Unfortunately, the Catholic Church has far too often failed to live up to its ideals and forgotten its need for these intellectual virtues of listening, humility and self-criticism. It would be naive to suggest that such failures are all in the past, that these intellectual virtues are not now and will not in the future be threatened by forces of conformity from within the church. Real and frequent as that fight may be, however, the point I want to underscore is that it is a fight within the tradition and community of faith. It need not and should not be understood as a fight between the church, identified with the forces of conformity, on the one side and reason, the forces of secularism, on the other.


History shows that the church has learned much from the cultures in which it lives and suggests that it still has much to learn.
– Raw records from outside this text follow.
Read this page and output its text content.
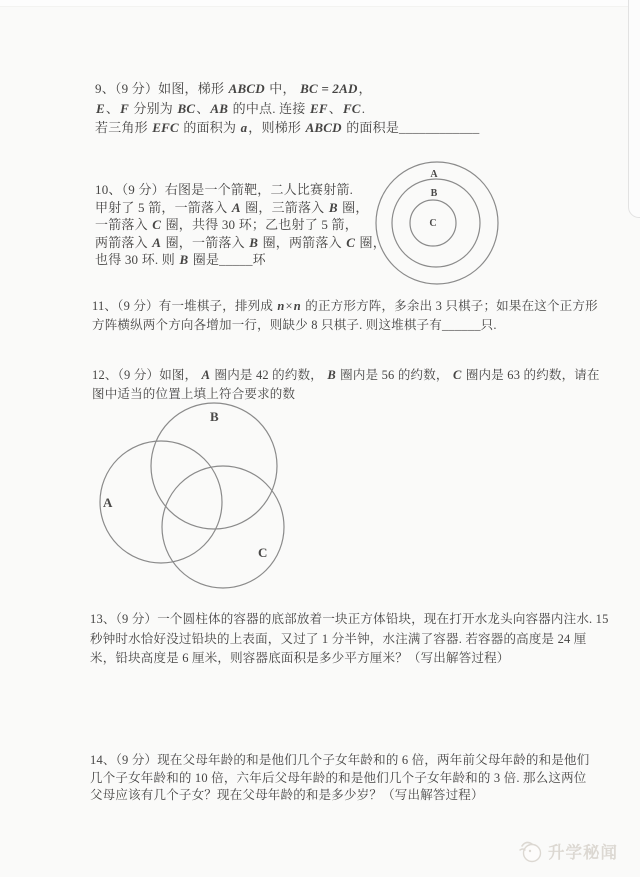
9、（9 分）如图，梯形 ABCD 中， BC = 2AD，
E、F 分别为 BC、AB 的中点. 连接 EF、FC.
若三角形 EFC 的面积为 a，则梯形 ABCD 的面积是____________
10、（9 分）右图是一个箭靶，二人比赛射箭.
甲射了 5 箭，一箭落入 A 圈，三箭落入 B 圈，
一箭落入 C 圈，共得 30 环；乙也射了 5 箭，
两箭落入 A 圈，一箭落入 B 圈，两箭落入 C 圈，
也得 30 环. 则 B 圈是_____环
A
B
C
11、（9 分）有一堆棋子，排列成 n×n 的正方形方阵，多余出 3 只棋子；如果在这个正方形
方阵横纵两个方向各增加一行，则缺少 8 只棋子. 则这堆棋子有______只.
12、（9 分）如图， A 圈内是 42 的约数， B 圈内是 56 的约数， C 圈内是 63 的约数，请在
图中适当的位置上填上符合要求的数
A
B
C
13、（9 分）一个圆柱体的容器的底部放着一块正方体铅块，现在打开水龙头向容器内注水. 15
秒钟时水恰好没过铅块的上表面，又过了 1 分半钟，水注满了容器. 若容器的高度是 24 厘
米，铅块高度是 6 厘米，则容器底面积是多少平方厘米？（写出解答过程）
14、（9 分）现在父母年龄的和是他们几个子女年龄和的 6 倍，两年前父母年龄的和是他们
几个子女年龄和的 10 倍，六年后父母年龄的和是他们几个子女年龄和的 3 倍. 那么这两位
父母应该有几个子女？现在父母年龄的和是多少岁？（写出解答过程）
升学秘闻
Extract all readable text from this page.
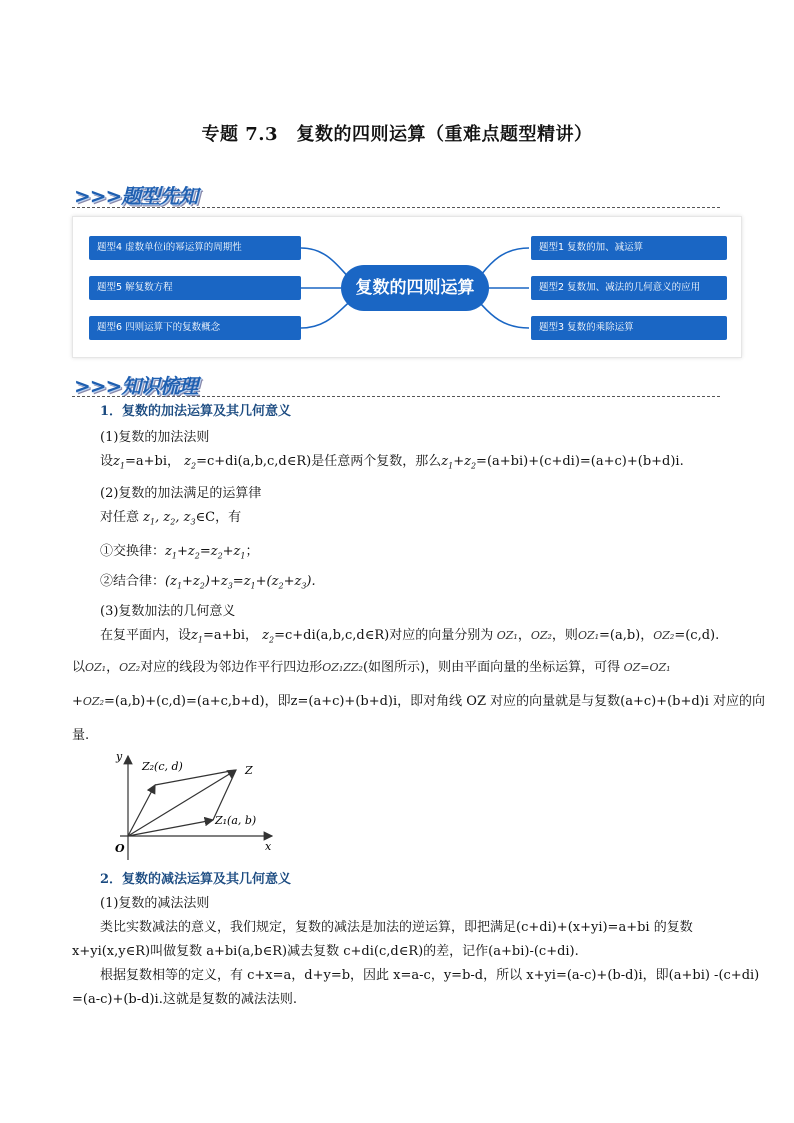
专题 7.3　复数的四则运算（重难点题型精讲）
>>>题型先知
题型4 虚数单位i的幂运算的周期性
题型5 解复数方程
题型6 四则运算下的复数概念
复数的四则运算
题型1 复数的加、减运算
题型2 复数加、减法的几何意义的应用
题型3 复数的乘除运算
>>>知识梳理
1．复数的加法运算及其几何意义
(1)复数的加法法则
设$z_1=a+bi$， $z_2=c+di(a,b,c,d\in R)$是任意两个复数，那么$z_1+z_2=(a+bi)+(c+di)=(a+c)+(b+d)i$.
(2)复数的加法满足的运算律
对任意 $z_1$, $z_2$, $z_3\in C$，有
①交换律：$z_1+z_2=z_2+z_1$；
②结合律：$(z_1+z_2)+z_3=z_1+(z_2+z_3)$.
(3)复数加法的几何意义
在复平面内，设$z_1=a+bi$， $z_2=c+di(a,b,c,d\in R)$对应的向量分别为 OZ₁，OZ₂，则OZ₁=(a,b)，OZ₂=(c,d).
以OZ₁，OZ₂对应的线段为邻边作平行四边形OZ₁ZZ₂(如图所示)，则由平面向量的坐标运算，可得 OZ=OZ₁
+OZ₂=(a,b)+(c,d)=(a+c,b+d)，即z=(a+c)+(b+d)i，即对角线 OZ 对应的向量就是与复数(a+c)+(b+d)i 对应的向
量.
y
x
O
Z
Z₁(a, b)
Z₂(c, d)
2．复数的减法运算及其几何意义
(1)复数的减法法则
类比实数减法的意义，我们规定，复数的减法是加法的逆运算，即把满足(c+di)+(x+yi)=a+bi 的复数
x+yi(x,y∈R)叫做复数 a+bi(a,b∈R)减去复数 c+di(c,d∈R)的差，记作(a+bi)-(c+di).
根据复数相等的定义，有 c+x=a，d+y=b，因此 x=a-c，y=b-d，所以 x+yi=(a-c)+(b-d)i，即(a+bi) -(c+di)
=(a-c)+(b-d)i.这就是复数的减法法则.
Indeed, this is precisely the nature of the dialogue the tradition instructs us to have with the world in which we live. This dialogue, which involves real listening, vulnerability and self-examination, however unsettling it might be, is necessary for the continuing life of the tradition and the community.


It is the privilege and the responsibility of the Catholic college to be the special locus of this dialogue, to exist in the midst of the vulnerability that is its constant companion. Confident that it will be better for it, the Catholic community commissions its colleges-and you and me-to engage in this dialogue in order to understand the world and itself better.


This is the Catholic Intellectual Tradition. It is an ancient and living tradition worth caring about and caring for. I wish you all blessings abounding as we seek to make this tradition live among us in the year to come. Thank you.